I have been teaching since 2002 and have worked with many special groups of students :)

You know what, now that I think about it I've run an English / multilingual "Dead Poets Society" in my teens and early twenties. We had many regulars, and yes, they all happily memorized poems.

Many a daunting thing becomes easy with a little bit of passion.:D

reenkam
12-14-2007, 09:24 PM
Oh, I thought of something else that's kind of similar.

In one of my college lit classes we read about 6 books, and talked about certain pages and excerpts in class. Then, part of our midterm and final consisted of a line from one of the texts, and we had to identify the speaker (or subject) of the line and what text it was from.

As an example:

Question - "Who says, 'war is a bird with a broken wing'?"
Answer - Mother in The Gangster We're All Looking For

So, while you don't memorize the texts to recite them, you have to know them enough to recognize a line like that from a group of 6 books and recall information about it. So things were semi-memorized, I guess.

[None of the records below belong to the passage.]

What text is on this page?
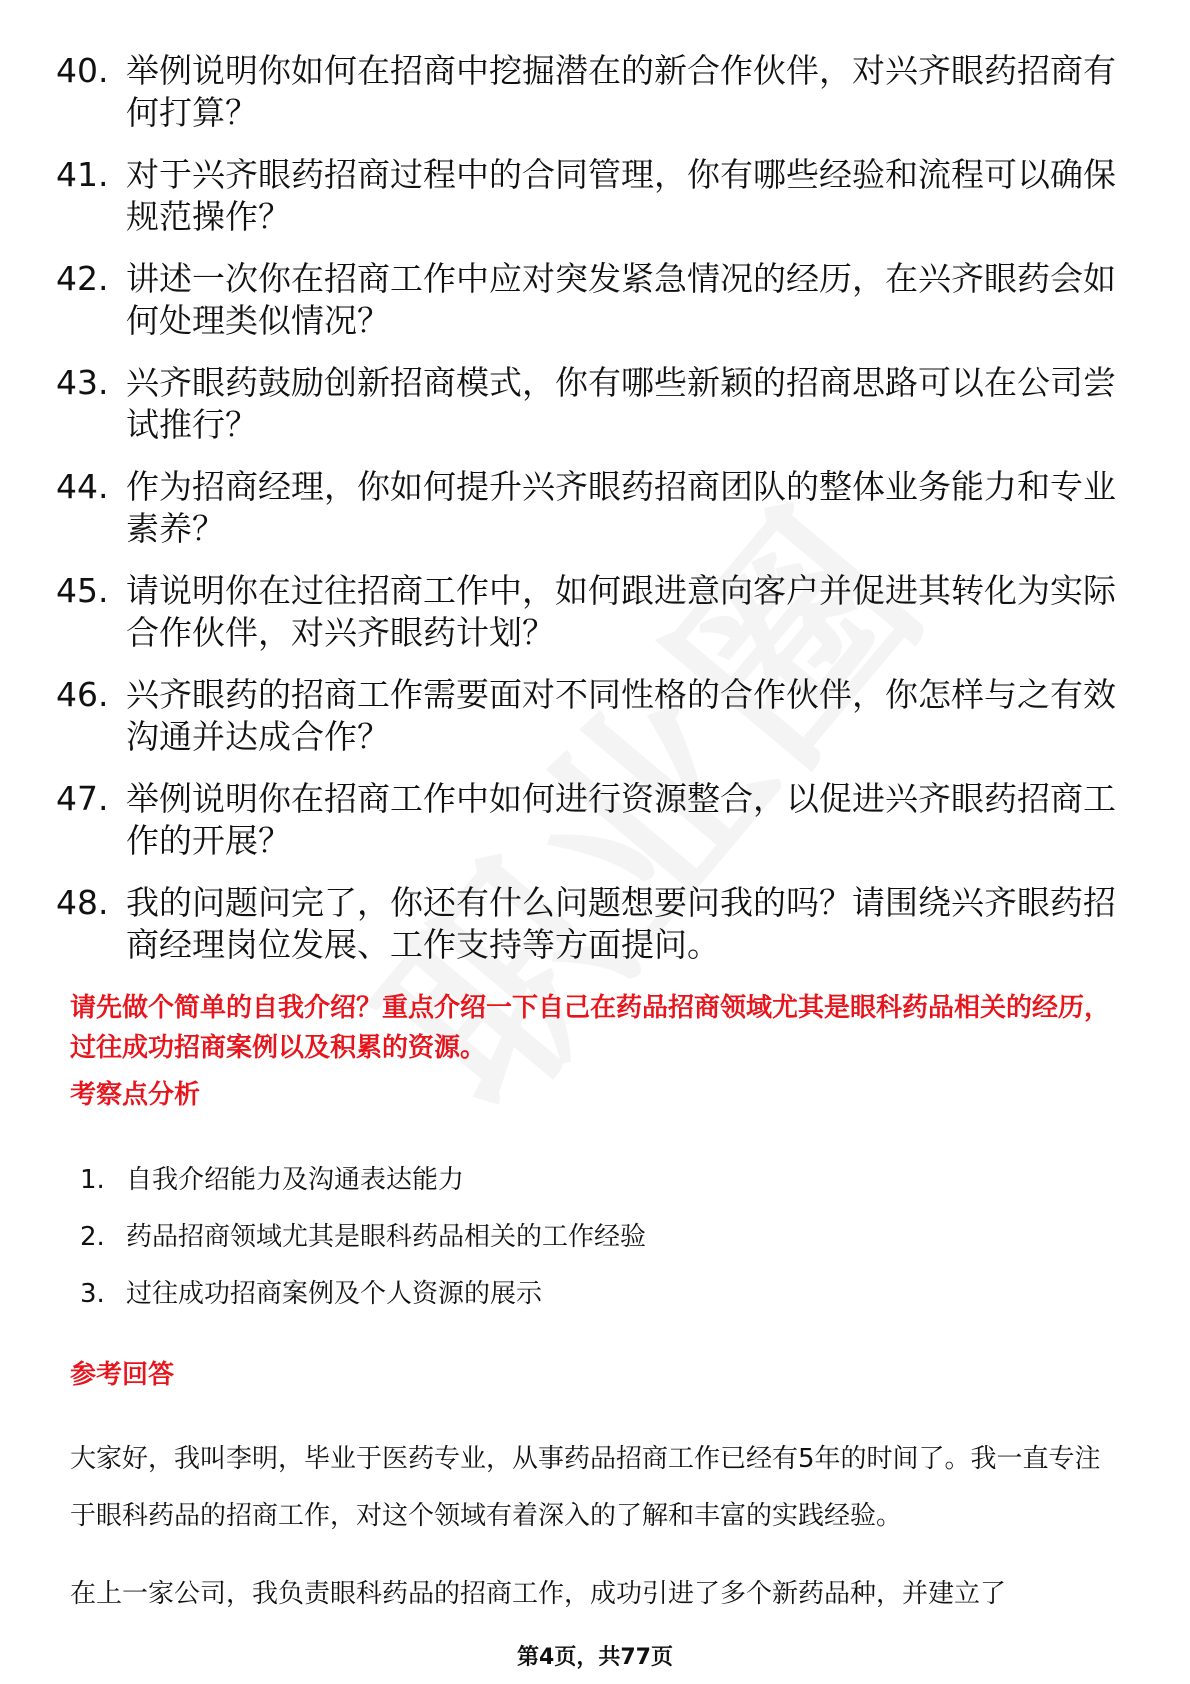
40. 举例说明你如何在招商中挖掘潜在的新合作伙伴，对兴齐眼药招商有何打算？
41. 对于兴齐眼药招商过程中的合同管理，你有哪些经验和流程可以确保规范操作？
42. 讲述一次你在招商工作中应对突发紧急情况的经历，在兴齐眼药会如何处理类似情况？
43. 兴齐眼药鼓励创新招商模式，你有哪些新颖的招商思路可以在公司尝试推行？
44. 作为招商经理，你如何提升兴齐眼药招商团队的整体业务能力和专业素养？
45. 请说明你在过往招商工作中，如何跟进意向客户并促进其转化为实际合作伙伴，对兴齐眼药计划？
46. 兴齐眼药的招商工作需要面对不同性格的合作伙伴，你怎样与之有效沟通并达成合作？
47. 举例说明你在招商工作中如何进行资源整合，以促进兴齐眼药招商工作的开展？
48. 我的问题问完了，你还有什么问题想要问我的吗？请围绕兴齐眼药招商经理岗位发展、工作支持等方面提问。

请先做个简单的自我介绍？重点介绍一下自己在药品招商领域尤其是眼科药品相关的经历，过往成功招商案例以及积累的资源。

考察点分析
1. 自我介绍能力及沟通表达能力
2. 药品招商领域尤其是眼科药品相关的工作经验
3. 过往成功招商案例及个人资源的展示
参考回答

大家好，我叫李明，毕业于医药专业，从事药品招商工作已经有5年的时间了。我一直专注于眼科药品的招商工作，对这个领域有着深入的了解和丰富的实践经验。

在上一家公司，我负责眼科药品的招商工作，成功引进了多个新药品种，并建立了

第4页，共77页
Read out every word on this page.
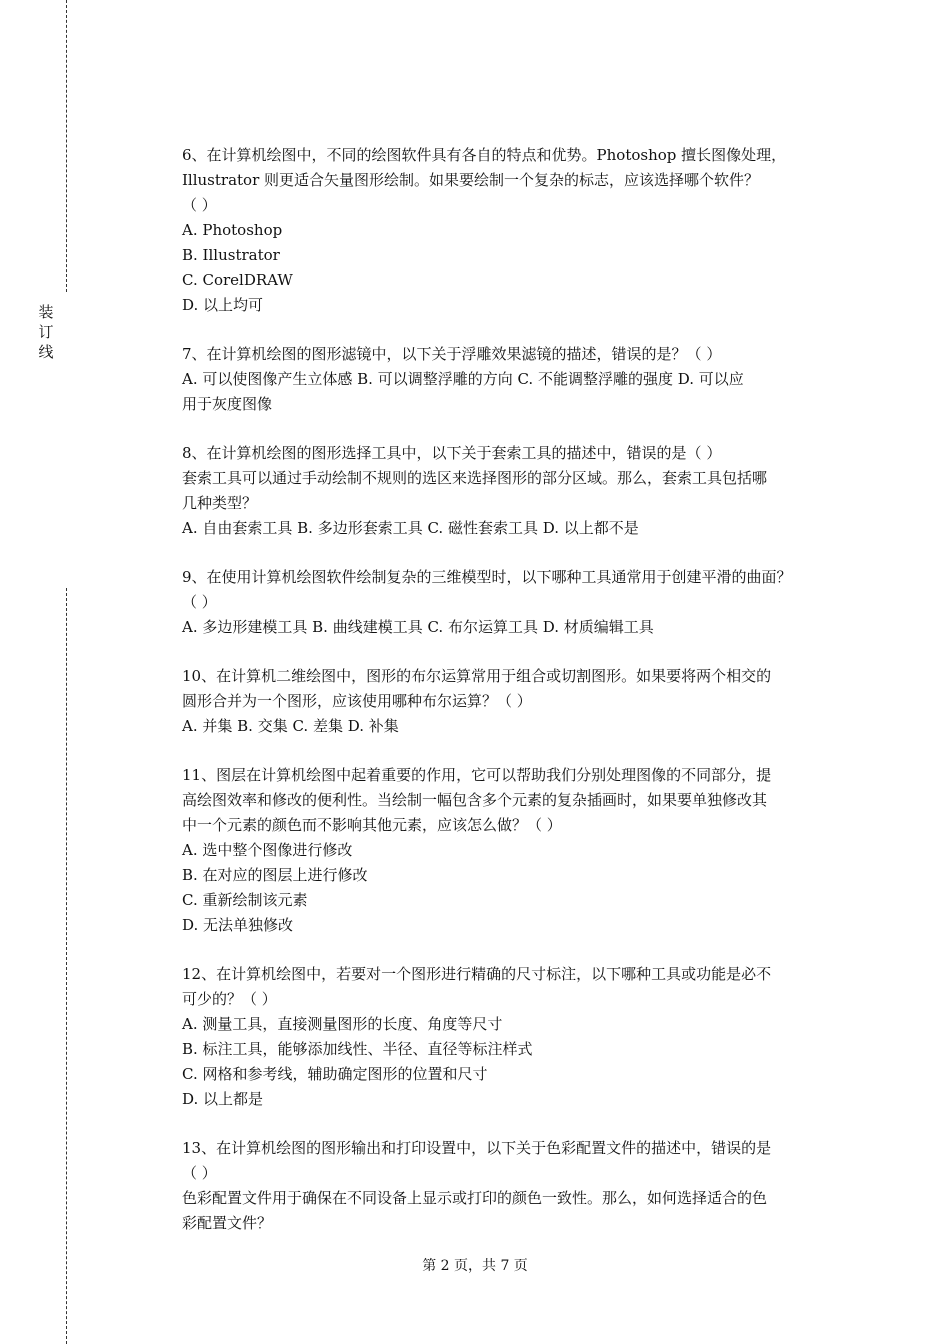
装
订
线
6、在计算机绘图中，不同的绘图软件具有各自的特点和优势。Photoshop 擅长图像处理，
Illustrator 则更适合矢量图形绘制。如果要绘制一个复杂的标志，应该选择哪个软件？
（ ）
A. Photoshop
B. Illustrator
C. CorelDRAW
D. 以上均可
7、在计算机绘图的图形滤镜中，以下关于浮雕效果滤镜的描述，错误的是？（ ）
A. 可以使图像产生立体感 B. 可以调整浮雕的方向 C. 不能调整浮雕的强度 D. 可以应
用于灰度图像
8、在计算机绘图的图形选择工具中，以下关于套索工具的描述中，错误的是（ ）
套索工具可以通过手动绘制不规则的选区来选择图形的部分区域。那么，套索工具包括哪
几种类型？
A. 自由套索工具 B. 多边形套索工具 C. 磁性套索工具 D. 以上都不是
9、在使用计算机绘图软件绘制复杂的三维模型时，以下哪种工具通常用于创建平滑的曲面？
（ ）
A. 多边形建模工具 B. 曲线建模工具 C. 布尔运算工具 D. 材质编辑工具
10、在计算机二维绘图中，图形的布尔运算常用于组合或切割图形。如果要将两个相交的
圆形合并为一个图形，应该使用哪种布尔运算？（ ）
A. 并集 B. 交集 C. 差集 D. 补集
11、图层在计算机绘图中起着重要的作用，它可以帮助我们分别处理图像的不同部分，提
高绘图效率和修改的便利性。当绘制一幅包含多个元素的复杂插画时，如果要单独修改其
中一个元素的颜色而不影响其他元素，应该怎么做？（ ）
A. 选中整个图像进行修改
B. 在对应的图层上进行修改
C. 重新绘制该元素
D. 无法单独修改
12、在计算机绘图中，若要对一个图形进行精确的尺寸标注，以下哪种工具或功能是必不
可少的？（ ）
A. 测量工具，直接测量图形的长度、角度等尺寸
B. 标注工具，能够添加线性、半径、直径等标注样式
C. 网格和参考线，辅助确定图形的位置和尺寸
D. 以上都是
13、在计算机绘图的图形输出和打印设置中，以下关于色彩配置文件的描述中，错误的是
（ ）
色彩配置文件用于确保在不同设备上显示或打印的颜色一致性。那么，如何选择适合的色
彩配置文件？
第 2 页，共 7 页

It actually wasn't that bad.

Dakota Waters
12-17-2007, 12:36 PM
It's not a dead art. It's just dead.

RubyRoo
01-12-2008, 04:26 AM
Oh dear.. I just discovered that they are changing the English Alevel so it is closed text! But the coursework is on your own choice of ANY piece, play, prose, literature, poetry.. whatever you want that was written/performed post-1900. And one must be post-1990. The only trouble is it is a mere 3000 words for two close analysis questions! **cries** so little word count!!

Devil Ledbetter
01-12-2008, 04:56 AM
Twas brillig in the silthy toves...

Er, I mean, not dead.

girlyswot
01-12-2008, 08:11 AM
I still memorize things from time to time. My problem is that I have a very good short term memory but not such a good long term one. I can easily recite something with a closed book after a few minutes (depending how long it is) and will probably be able to recite it the day after (useful for exams) but a week later I'll be struggling and a month later I won't know it at all.

I do, just about, know God's Grandeur (though there are a couple of lines I'm never quite certain of) and one or two other things that I've known for years, but not many.

I did elocution lessons at school for a while, and we had to learn poems for that. I don't think we ever did in normal English lessons (UK, 1980's). Quotes from texts for exams, but that's not quite the same thing.